Gardening / Bringing bulbs into the sun

IT seems only a short time ago we were enjoying daffodils and, with March a few weeks away, it’s time to dig up and replant bulbs. 

Dig up bulbs in shady spots and replant bulbs in full sunshine.

Often when bulbs were originally planted they were in full sun, which is essential. But, over the years, evergreen shrubs may have grown, resulting in the bulbs now being in shade. Also with years of mulching, bulbs gradually get deeper in the ground.

So now, without delay, is the time to dig them up and replant in full sun.

Forget the complicated charts in garden magazines on the right depth for planting. Simply plant a bulb as deep as it is thick, ie daffodils being about 6cm thick from top to bottom, plant 6cm deep.

 

I ALWAYS recommend buying bulbs from local garden centres rather than online because it helps support local businesses providing professional advice from trained horticulturists and, when buying online, the quality and size of bulbs (or any plant bought online) is unknown and can’t be sent back.

Bulbs are graded according to size and garden centres buy the best quality.

 

Remove the centres from chrysanthemums for more flowers.

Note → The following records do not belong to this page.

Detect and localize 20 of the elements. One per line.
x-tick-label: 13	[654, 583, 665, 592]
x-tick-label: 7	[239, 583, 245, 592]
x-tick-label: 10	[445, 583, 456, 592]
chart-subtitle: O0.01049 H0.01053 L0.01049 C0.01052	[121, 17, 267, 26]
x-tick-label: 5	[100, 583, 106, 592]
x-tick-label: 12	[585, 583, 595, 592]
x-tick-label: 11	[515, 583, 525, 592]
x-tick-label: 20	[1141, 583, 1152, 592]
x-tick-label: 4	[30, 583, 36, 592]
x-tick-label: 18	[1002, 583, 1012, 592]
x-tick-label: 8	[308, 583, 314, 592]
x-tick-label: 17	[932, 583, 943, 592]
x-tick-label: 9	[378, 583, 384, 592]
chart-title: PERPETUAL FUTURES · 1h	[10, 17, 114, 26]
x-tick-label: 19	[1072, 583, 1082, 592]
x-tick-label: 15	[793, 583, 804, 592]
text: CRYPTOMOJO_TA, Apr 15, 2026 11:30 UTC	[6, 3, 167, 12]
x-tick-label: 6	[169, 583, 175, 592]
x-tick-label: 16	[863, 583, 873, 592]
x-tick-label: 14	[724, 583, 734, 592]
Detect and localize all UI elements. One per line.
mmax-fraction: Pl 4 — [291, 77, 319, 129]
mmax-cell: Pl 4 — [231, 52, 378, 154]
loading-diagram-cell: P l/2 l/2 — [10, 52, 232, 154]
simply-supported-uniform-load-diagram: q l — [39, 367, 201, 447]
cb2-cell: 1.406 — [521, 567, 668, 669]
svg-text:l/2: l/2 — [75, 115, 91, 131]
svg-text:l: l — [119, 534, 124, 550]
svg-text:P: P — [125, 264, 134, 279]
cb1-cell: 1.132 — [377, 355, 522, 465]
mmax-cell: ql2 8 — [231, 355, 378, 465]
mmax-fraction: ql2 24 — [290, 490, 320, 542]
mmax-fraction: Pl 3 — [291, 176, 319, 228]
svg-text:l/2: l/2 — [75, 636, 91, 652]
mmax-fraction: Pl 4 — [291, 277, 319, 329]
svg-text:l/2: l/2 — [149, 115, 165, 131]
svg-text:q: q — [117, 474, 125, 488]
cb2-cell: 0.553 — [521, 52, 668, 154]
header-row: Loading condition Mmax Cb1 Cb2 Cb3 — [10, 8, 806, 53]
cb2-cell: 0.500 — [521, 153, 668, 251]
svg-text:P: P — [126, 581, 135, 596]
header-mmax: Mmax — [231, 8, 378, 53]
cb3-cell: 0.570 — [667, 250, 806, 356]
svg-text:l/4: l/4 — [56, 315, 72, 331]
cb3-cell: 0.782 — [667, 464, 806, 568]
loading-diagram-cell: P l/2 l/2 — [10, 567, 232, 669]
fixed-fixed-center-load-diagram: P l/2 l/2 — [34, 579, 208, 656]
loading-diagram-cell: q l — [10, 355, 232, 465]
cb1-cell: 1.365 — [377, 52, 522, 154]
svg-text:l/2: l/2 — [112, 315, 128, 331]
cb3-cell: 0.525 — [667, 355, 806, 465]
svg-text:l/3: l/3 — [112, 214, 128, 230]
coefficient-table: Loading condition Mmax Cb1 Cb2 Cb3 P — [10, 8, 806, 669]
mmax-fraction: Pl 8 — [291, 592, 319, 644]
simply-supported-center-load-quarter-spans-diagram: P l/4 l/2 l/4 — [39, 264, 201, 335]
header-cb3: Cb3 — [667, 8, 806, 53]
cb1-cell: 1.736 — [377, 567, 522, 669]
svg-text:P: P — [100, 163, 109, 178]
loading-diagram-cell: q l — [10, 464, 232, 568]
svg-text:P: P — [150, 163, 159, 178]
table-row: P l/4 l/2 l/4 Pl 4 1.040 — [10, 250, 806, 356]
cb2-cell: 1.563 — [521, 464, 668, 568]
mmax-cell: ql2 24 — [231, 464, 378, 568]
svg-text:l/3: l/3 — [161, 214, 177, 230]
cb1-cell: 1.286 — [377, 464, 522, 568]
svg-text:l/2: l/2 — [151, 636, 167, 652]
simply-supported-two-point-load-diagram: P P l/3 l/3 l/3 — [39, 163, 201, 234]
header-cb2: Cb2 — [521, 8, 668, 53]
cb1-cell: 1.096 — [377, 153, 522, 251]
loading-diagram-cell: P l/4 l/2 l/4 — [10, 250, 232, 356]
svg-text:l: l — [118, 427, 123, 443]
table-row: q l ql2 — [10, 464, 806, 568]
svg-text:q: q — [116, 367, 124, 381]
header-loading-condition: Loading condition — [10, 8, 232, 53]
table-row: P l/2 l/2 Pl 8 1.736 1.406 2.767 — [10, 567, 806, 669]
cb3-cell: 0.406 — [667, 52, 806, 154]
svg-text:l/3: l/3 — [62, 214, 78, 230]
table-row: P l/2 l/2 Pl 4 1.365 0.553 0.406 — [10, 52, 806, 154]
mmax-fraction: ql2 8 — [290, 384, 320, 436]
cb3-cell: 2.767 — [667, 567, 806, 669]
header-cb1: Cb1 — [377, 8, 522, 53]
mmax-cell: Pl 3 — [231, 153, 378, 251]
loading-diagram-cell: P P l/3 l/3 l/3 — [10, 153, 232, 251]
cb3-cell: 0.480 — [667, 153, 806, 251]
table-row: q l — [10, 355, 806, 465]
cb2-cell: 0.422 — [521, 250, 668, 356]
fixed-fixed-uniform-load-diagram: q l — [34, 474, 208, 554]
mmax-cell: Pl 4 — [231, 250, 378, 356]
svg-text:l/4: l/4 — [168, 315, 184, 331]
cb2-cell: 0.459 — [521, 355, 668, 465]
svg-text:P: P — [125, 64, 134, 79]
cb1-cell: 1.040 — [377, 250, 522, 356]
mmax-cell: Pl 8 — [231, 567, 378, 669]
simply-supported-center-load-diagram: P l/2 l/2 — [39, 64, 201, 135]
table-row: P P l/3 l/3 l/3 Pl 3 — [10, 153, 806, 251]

AS we return from holidays to high water bills for trying to keep the garden alive, perhaps the most important tasks are to check the watering system and fill the bird bath.

As lemons are developing at this time, it is vitally important not to allow the tree to dry out.

I recommend a deep watering once a week and, unless the tree is on a drip system, make a bank around the tree to hold a minimum of at least three to four buckets of wate, maybe more if the tree is large.

 

DEAD-head roses now and apply a liquid feed that can be applied on the leaves as well as on the ground (deep water the ground first) to provide a flush of autumn blooms.

Ideally, use certified organic products such as liquid Maxicrop Seaweed Plant Nutrient or Neutrog Seamungus, which is a combination of chook poo and seaweed.

Jottings…

  • IT’S not too late to nip the centres out of chrysanthemums to encourage strong lateral growth with extra branching resulting in more flowers later in the autumn.
  • CONGRATULATIONS to Bruno and Hedy Zimmermann, whose Heritage Nursery at Yarralumla, has been awarded the Best Regional Business for ACT and South West 2017 by the Nursery and Garden Industry Member’s Choice.
  • THE magazine “Canberra Gardener” is produced by the Horticultural Society of Canberra especially for local conditions. The society meets the third Monday of each month, always with an interesting speaker.